Uzm. Psikolog Esin ÖZER BAKIR

Çocuğum Neden İçe Kapanık ?

Her çocuk farklı kişilikle doğar ve zihinsel gelişimini zaman içerisinde tamamlar. Çocukta, kişilik gelişiminin belirgin olarak başladığı 2 yaşından itibaren farklı davranışlar göstermesi oldukça doğaldır. Çocuk, devamlı psikososyal bir gelişim gösterir. Normal sosyal gelişim içerisinde başta aile üyeleri olmak üzere diğer insanlar ile iletişim ve etkileşim önemlidir.

Bu normal gelişim için kaçınılmaz bir durumdur. Bazı çocuklar gerek kişilik özellikleri gerekse ikincil olarak etki eden faktörler sonucunda içe dönük, sosyal ortamlara ve alışılmadık mekanlara kolay adapte olamayan, genelde duygusal paylaşıma girmeyen, yabancı insanlardan tedirgin olan bir yapıda olabilirler. Bazı çocuklar, hareket ve davranışları ile etrafa neşe saçıp, kendinden emin davranışlar sergilerken, bazıları aile, arkadaş ve çevre ile ilişki kurmada zorluk çekebilirler.

İçe kapanık çocuklara ailenin yaklaşımı çok önemlidir. Öncelikle aileler bu durumun nedenlerini araştırmalıdır. Her bireyin başarılı olduğu alanlar vardır. Özellikle içe kapanık çocuğun bu yönü keşfedilmeli ve bu alana teşvik edilmeli, sevgiyle ödüllendirilmelidir. Çocuğun başarıları ve olumlu davranışlarının, sadece aile içinde değil, aile dışında da kendisinin duyacağı şekilde anlatılması ve övülmesi kendine olan güvenin artmasına yardımcı olacaktır.

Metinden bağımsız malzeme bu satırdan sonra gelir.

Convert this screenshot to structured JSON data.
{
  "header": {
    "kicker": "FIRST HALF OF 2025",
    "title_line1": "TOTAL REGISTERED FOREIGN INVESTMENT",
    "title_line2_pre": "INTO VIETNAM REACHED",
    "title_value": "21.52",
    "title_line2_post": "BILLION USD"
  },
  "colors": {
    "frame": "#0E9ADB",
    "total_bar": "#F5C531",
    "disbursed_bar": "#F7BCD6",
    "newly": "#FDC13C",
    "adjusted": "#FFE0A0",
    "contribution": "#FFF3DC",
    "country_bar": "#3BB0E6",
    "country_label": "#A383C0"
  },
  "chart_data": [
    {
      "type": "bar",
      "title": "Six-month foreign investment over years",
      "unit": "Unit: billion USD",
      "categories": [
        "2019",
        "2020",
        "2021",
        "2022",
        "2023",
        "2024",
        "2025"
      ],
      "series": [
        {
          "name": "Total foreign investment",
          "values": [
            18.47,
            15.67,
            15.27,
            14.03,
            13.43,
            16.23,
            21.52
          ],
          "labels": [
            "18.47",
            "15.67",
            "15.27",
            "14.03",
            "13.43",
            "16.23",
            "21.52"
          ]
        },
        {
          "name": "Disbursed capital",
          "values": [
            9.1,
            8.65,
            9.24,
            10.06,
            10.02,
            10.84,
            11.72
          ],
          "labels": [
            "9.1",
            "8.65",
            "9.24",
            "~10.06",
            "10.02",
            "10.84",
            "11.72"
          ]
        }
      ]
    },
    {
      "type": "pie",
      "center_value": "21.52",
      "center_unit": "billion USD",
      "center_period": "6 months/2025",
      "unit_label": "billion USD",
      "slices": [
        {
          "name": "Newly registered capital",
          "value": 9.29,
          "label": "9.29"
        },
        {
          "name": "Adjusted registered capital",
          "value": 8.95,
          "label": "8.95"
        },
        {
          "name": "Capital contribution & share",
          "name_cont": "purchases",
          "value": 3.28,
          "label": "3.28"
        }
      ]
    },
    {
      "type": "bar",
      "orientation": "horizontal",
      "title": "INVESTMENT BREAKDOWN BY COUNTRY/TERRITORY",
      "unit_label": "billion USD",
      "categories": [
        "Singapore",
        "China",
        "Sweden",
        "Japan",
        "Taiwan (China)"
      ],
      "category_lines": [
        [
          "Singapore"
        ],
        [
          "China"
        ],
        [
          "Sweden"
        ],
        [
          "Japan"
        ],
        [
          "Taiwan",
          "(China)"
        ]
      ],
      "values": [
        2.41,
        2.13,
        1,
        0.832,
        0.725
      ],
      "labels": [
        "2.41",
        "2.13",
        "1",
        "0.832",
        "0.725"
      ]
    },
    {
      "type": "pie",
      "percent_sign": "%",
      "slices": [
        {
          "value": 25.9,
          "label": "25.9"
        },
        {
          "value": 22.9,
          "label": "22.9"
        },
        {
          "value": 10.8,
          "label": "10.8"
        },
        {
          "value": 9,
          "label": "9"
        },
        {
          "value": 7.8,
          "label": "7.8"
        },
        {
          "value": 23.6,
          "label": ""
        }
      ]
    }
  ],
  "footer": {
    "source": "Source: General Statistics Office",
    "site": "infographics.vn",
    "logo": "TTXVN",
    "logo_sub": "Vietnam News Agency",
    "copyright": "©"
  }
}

Aile, çocuğa güvendiğini, ona değer verdiğini hem sözel hem de davranışsal olarak ifade etmelidir. Olumsuzlukları kesinlikle başkaları ile kıyaslanmamalıdır. Hangi yaşta olursa olsun, çocuğa sevginin, göz teması ya da dokunarak gösterilmesi gerekir. Evde ve diğer ortamlarda yalnız kalma süresi en aza indirilmelidir. Özellikle grup halinde yapılan folklor, koro, sportif faaliyetler veya yaşıtlarıyla periyodik görüşme etkinliklerine teşvik edilmelidir.

Böyle bir durumla karşı karşıya olan anne babalara;

  • Çocuğa sık sık söz hakkı tanımaları,
  • Hemen her konuda onun kendisini ve duygularını ifade etmesini sağlamaları,
  • Ona sık sık ne hissettiğini ve düşündüğünü sormaları,
  • Çocuğun kendisine değer vermeleri, konuştuğu zaman dinlemeleri,
  • Sık sık sosyal ortamlarla irtibatını sağlamaları,
  • Onu olduğu gibi kabul ederek sevgilerini sık sık belli etmeleri,
  • Çocuğun her şeyine müdahale etmeden ve çok müdahaleci olmadan onun kendini ortaya koymasını sağlamaları

önerilir.

Devam eden durumlarda bazı psikiyatrik tablolardan söz edilebilir. Bu durumun tedavisi gerekir. Özellikle okul çağı ile beraber sosyal ilişkilerde problem olmaması için durumun çözümlenmeye çalışılması önem kazanır.